Le Centre Météorologique Provincial de Matanzas a confirmé la présence de gel sur les cultures d'Indio Hatuey, un phénomène inhabituel dans le climat tropical de l'île. « Nous avons vraiment eu une matinée très froide », a commenté l'observateur météorologique Fidel Ruz à la télévision locale, après avoir enregistré le nouveau record.
Dans l’ouest de La Havane, Karen Páez, professeur d’art et mère de trois enfants, a qualifié le froid d’« insupportable » même à l’intérieur de sa maison et a noté qu’elle gardait ses enfants au chaud avec plusieurs couches de vêtements.

Selon l'Insmet, la chute brutale des températures est due à l'arrivée d'un front froid exceptionnellement intense en provenance d'Amérique du Nord, qui a entraîné une masse d'air polaire vers les Caraïbes. La combinaison d'un ciel clair, d'un air sec et de vents faibles a favorisé un refroidissement accéléré.
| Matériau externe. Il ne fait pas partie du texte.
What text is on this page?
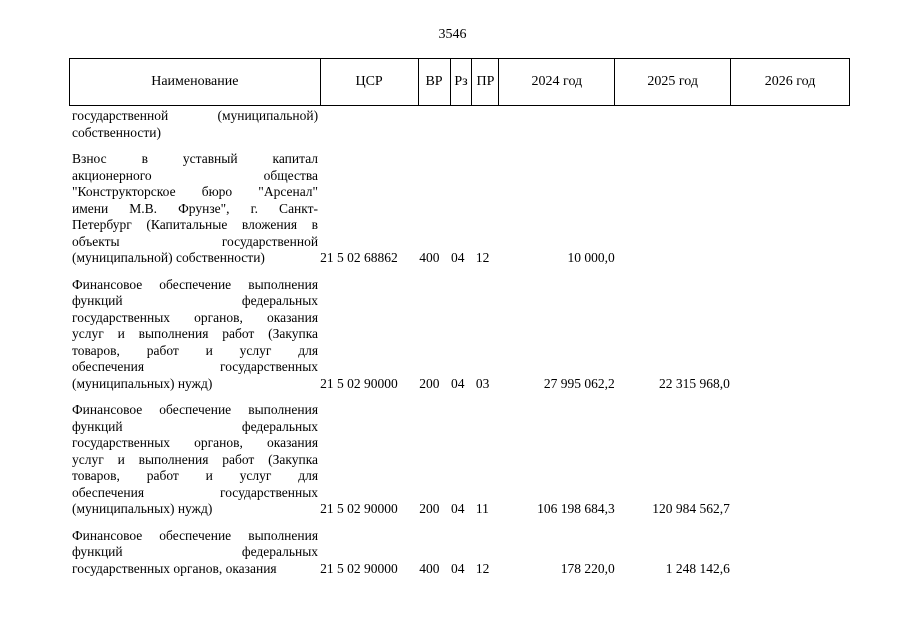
3546
Наименование	ЦСР	ВР Рз ПР	2024 год	2025 год	2026 год
государственной (муниципальной)
собственности)
Взнос в уставный капитал
акционерного общества
"Конструкторское бюро "Арсенал"
имени М.В. Фрунзе", г. Санкт-
Петербург (Капитальные вложения в
объекты государственной
(муниципальной) собственности)	21 5 02 68862	400 04 12	10 000,0
Финансовое обеспечение выполнения
функций федеральных
государственных органов, оказания
услуг и выполнения работ (Закупка
товаров, работ и услуг для
обеспечения государственных
(муниципальных) нужд)	21 5 02 90000	200 04 03	27 995 062,2	22 315 968,0
Финансовое обеспечение выполнения
функций федеральных
государственных органов, оказания
услуг и выполнения работ (Закупка
товаров, работ и услуг для
обеспечения государственных
(муниципальных) нужд)	21 5 02 90000	200 04 11	106 198 684,3	120 984 562,7
Финансовое обеспечение выполнения
функций федеральных
государственных органов, оказания	21 5 02 90000	400 04 12	178 220,0	1 248 142,6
L'épisode de grand froid montre le caractère exceptionnel de cet événement dans un pays habitué à des températures chaudes presque toute l'année. Même la crise énergétique actuelle ne favorise pas le chauffage des habitations en pleine vague polaire.
Cuba a été confrontée mardi à une nouvelle journée de pannes massives, avec des coupures d'électricité qui ont simultanément touché près de 62 % de l'île au moment de la plus forte demande, selon les données de l'Union électrique de l'État (UNE).
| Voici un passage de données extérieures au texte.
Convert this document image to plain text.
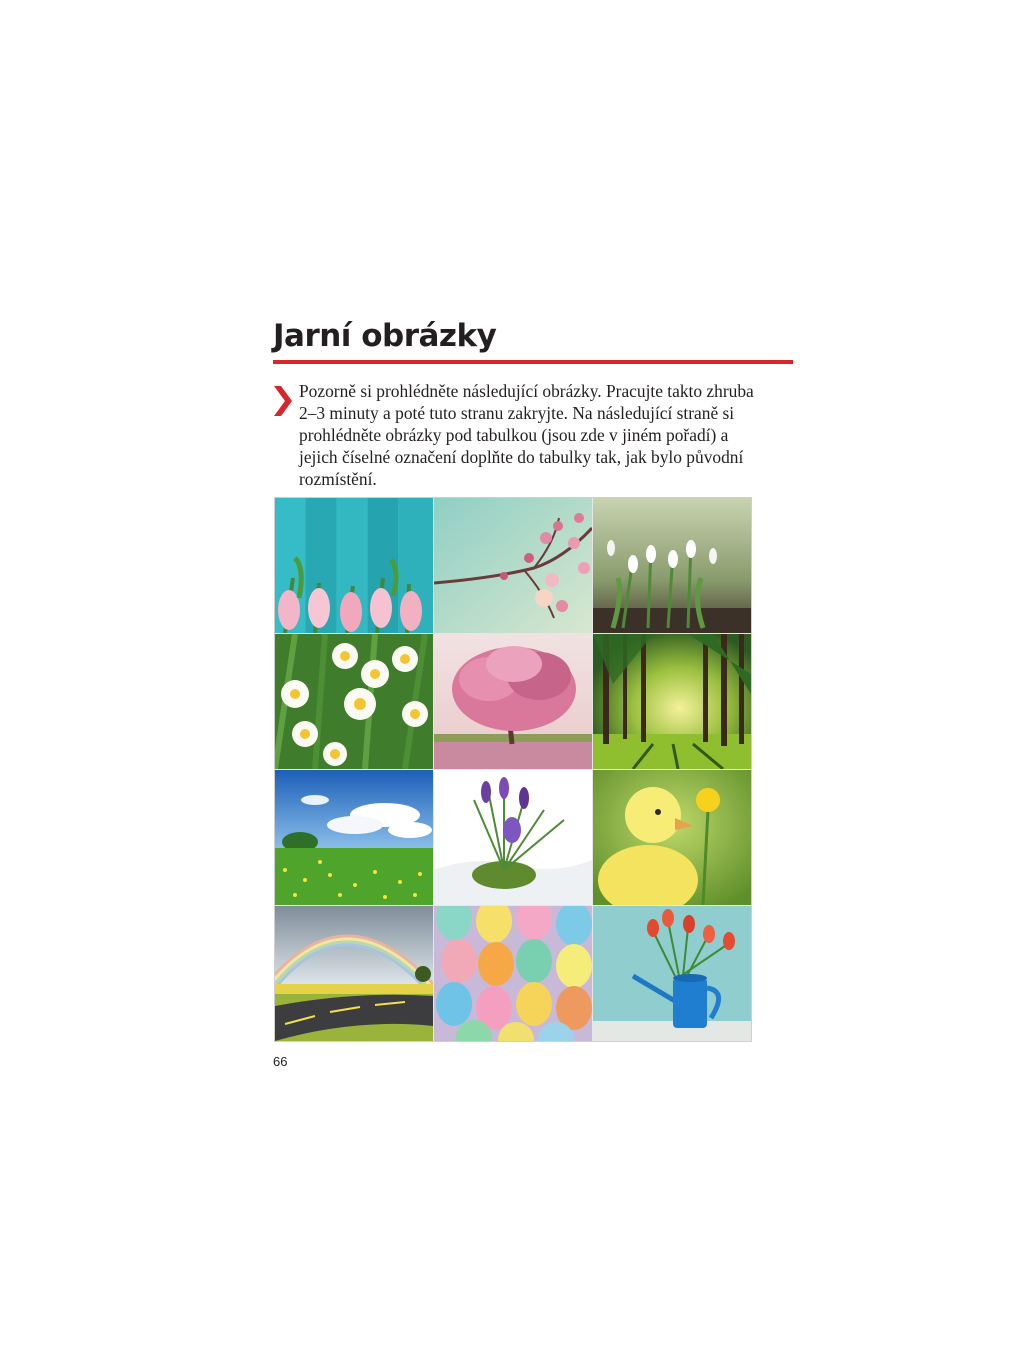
Jarní obrázky

Pozorně si prohlédněte následující obrázky. Pracujte takto zhruba 2–3 minuty a poté tuto stranu zakryjte. Na následující straně si prohlédněte obrázky pod tabulkou (jsou zde v jiném pořadí) a jejich číselné označení doplňte do tabulky tak, jak bylo původní rozmístění.

66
La profonde crise énergétique, qui s’est aggravée depuis la mi-2024, a entraîné un nombre record de pannes d’électricité, paralysant davantage l’économie nationale et augmentant les troubles sociaux.
Le 31 janvier, le maximum historique a été enregistré depuis que l'île a commencé à diffuser régulièrement des statistiques énergétiques en 2022, avec une panne d'électricité qui a laissé 63 % du pays sans électricité au plus fort de la demande.

Cependant, la demande d'électricité a diminué en raison du front froid qui touche une grande partie du territoire, ce qui réduit l'utilisation des climatiseurs, tandis que la production reste limitée par une chaîne de pannes et un manque de carburant.
Actuellement, neuf des 16 unités thermoélectriques opérationnelles sont hors service en raison de pannes techniques ou de maintenance, dont deux des trois plus grandes. Ces centrales, qui représentent environ 40 % du mix énergétique national, ont vu leur capacité fortement réduite. D'autre part, l'UNE a cessé de détailler depuis la mi-janvier combien de centrales de production distribuée (moteurs) ne fonctionnent pas en raison du manque de diesel, de fioul et de lubrifiant, une donnée clé pour comprendre l'impact de la fin de l'approvisionnement en pétrole brut vénézuélien.

Cependant, les chiffres suggèrent que le nombre de moteurs arrêtés a dépassé les 1 000 MW ces derniers jours, atteignant ainsi des sommets récents. Des experts indépendants attribuent la crise énergétique au sous-financement chronique du secteur, sous contrôle total de l'État depuis 1959. Ils estiment qu'entre 8 et 10 milliards de dollars seraient nécessaires pour assainir le système électrique national.
Le gouvernement cubain, pour sa part, accuse les sanctions américaines et dénonce une politique « d’asphyxie énergétique » dirigée depuis Washington. L'économie du pays s'est contractée de plus de 15 % depuis 2020, selon les chiffres officiels, et les coupures d'électricité quotidiennes prolongées ont été le moteur des manifestations majeures de ces dernières années.